At least among the Ketner Group client base, the press release is alive and well. Our team represented eight clients at the annual NRF (National Retail Federation) convention last month, and between them, our clients issued well over a dozen press releases in a 10-day period. These news releases were essential for getting coverage in both pre-NRF and post-show coverage, and several of our clients were featured in “Best of NRF” articles – and yep, press releases were essential for helping garner this coverage.
But the press release is only part of the toolkit. PR people have to develop relationships with media and analysts, thoroughly understand (and read!) the publications they’re pitching, offer newsworthy and relevant story ideas, respond quickly and intelligently when working with media, and maintain integrity and honesty throughout the process. Like media pitches, press releases have to keep the audience in mind, too.
The press release IS dead! Stop, pick your jaw up off the ground and pop your eyes back in. Let me clarify—the original way of writing and sending press releases is dead, but just as sure as technology and fashion evolve, so does the press release.
Here are a few ways press releases have changed:
1: It’s no longer necessary to follow a strict format when organizing a press release…in fact, that’s boring. Liven up the press release with some down-to-earth story telling. Budget permitting, beef it up with some multimedia content. Throw out the overused marketing lingo (“innovative,” “leading,” “next-gen,” “strategic,” etc.) and say what you really want to say. Nothing turns a journalist off more than an overstuffed sentence.

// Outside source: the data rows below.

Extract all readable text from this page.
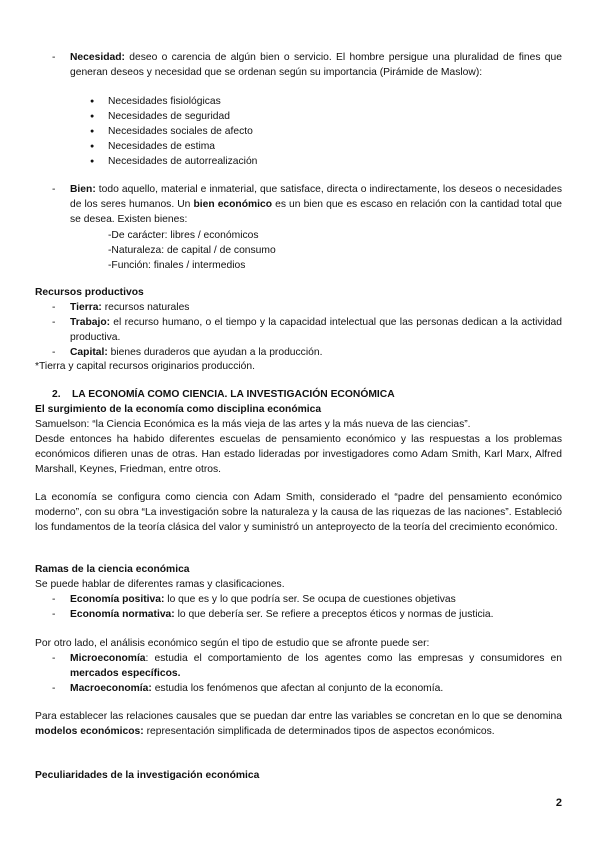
-	Necesidad: deseo o carencia de algún bien o servicio. El hombre persigue una pluralidad de fines que generan deseos y necesidad que se ordenan según su importancia (Pirámide de Maslow):
● Necesidades fisiológicas
● Necesidades de seguridad
● Necesidades sociales de afecto
● Necesidades de estima
● Necesidades de autorrealización
-	Bien: todo aquello, material e inmaterial, que satisface, directa o indirectamente, los deseos o necesidades de los seres humanos. Un bien económico es un bien que es escaso en relación con la cantidad total que se desea. Existen bienes:
-De carácter: libres / económicos
-Naturaleza: de capital / de consumo
-Función: finales / intermedios
Recursos productivos
-	Tierra: recursos naturales
-	Trabajo: el recurso humano, o el tiempo y la capacidad intelectual que las personas dedican a la actividad productiva.
-	Capital: bienes duraderos que ayudan a la producción.
*Tierra y capital recursos originarios producción.
2. LA ECONOMÍA COMO CIENCIA. LA INVESTIGACIÓN ECONÓMICA
El surgimiento de la economía como disciplina económica
Samuelson: “la Ciencia Económica es la más vieja de las artes y la más nueva de las ciencias”.
Desde entonces ha habido diferentes escuelas de pensamiento económico y las respuestas a los problemas económicos difieren unas de otras. Han estado lideradas por investigadores como Adam Smith, Karl Marx, Alfred Marshall, Keynes, Friedman, entre otros.
La economía se configura como ciencia con Adam Smith, considerado el “padre del pensamiento económico moderno”, con su obra “La investigación sobre la naturaleza y la causa de las riquezas de las naciones”. Estableció los fundamentos de la teoría clásica del valor y suministró un anteproyecto de la teoría del crecimiento económico.
Ramas de la ciencia económica
Se puede hablar de diferentes ramas y clasificaciones.
-	Economía positiva: lo que es y lo que podría ser. Se ocupa de cuestiones objetivas
-	Economía normativa: lo que debería ser. Se refiere a preceptos éticos y normas de justicia.
Por otro lado, el análisis económico según el tipo de estudio que se afronte puede ser:
-	Microeconomía: estudia el comportamiento de los agentes como las empresas y consumidores en mercados específicos.
-	Macroeconomía: estudia los fenómenos que afectan al conjunto de la economía.
Para establecer las relaciones causales que se puedan dar entre las variables se concretan en lo que se denomina modelos económicos: representación simplificada de determinados tipos de aspectos económicos.
Peculiaridades de la investigación económica
2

2: You’d better count on the fact that the only person who will read your press release in its entirety is YOU. With the help of content sharing machines like Twitter, Digg, Stumbleupon and Facebook, everyone from a 15-year-old blogger to your dog can write a press release and distribute it to the masses. The marketplace is very crowded and the chatter can be overwhelming for journalists, so make sure your point comes across in the subject line and the first couple of sentences.
3: Sharing press releases with the media is no longer a “shoot in the dark and see what hits” approach. There are too many media research resources available to even the average person (Google, Twitter, LinkedIn) for someone to be unaware of whom their target media audience is. In fact, one media list for one company’s every press release isn’t enough. For example, while one press release may appeal to consumer tech media (a cool new social sharing app announcement) another press release could easily be more suitable only for local media (a new hire, local event or funding announcement).
I believe that the press release is three quarters dead – that is to say, most journalists will typically only read the headline and maybe the first paragraph of the release. Dead are the token marketing fluff paragraphs and CEO quotes. Dead as a doornail is the boilerplate – you only need a link to the company website. We live in a world full of data overload, and our poor friends in the newsroom bear the brunt of meaningless words and annoying marketing jargon. PR folks, let’s all take a stand and revolutionize the press release!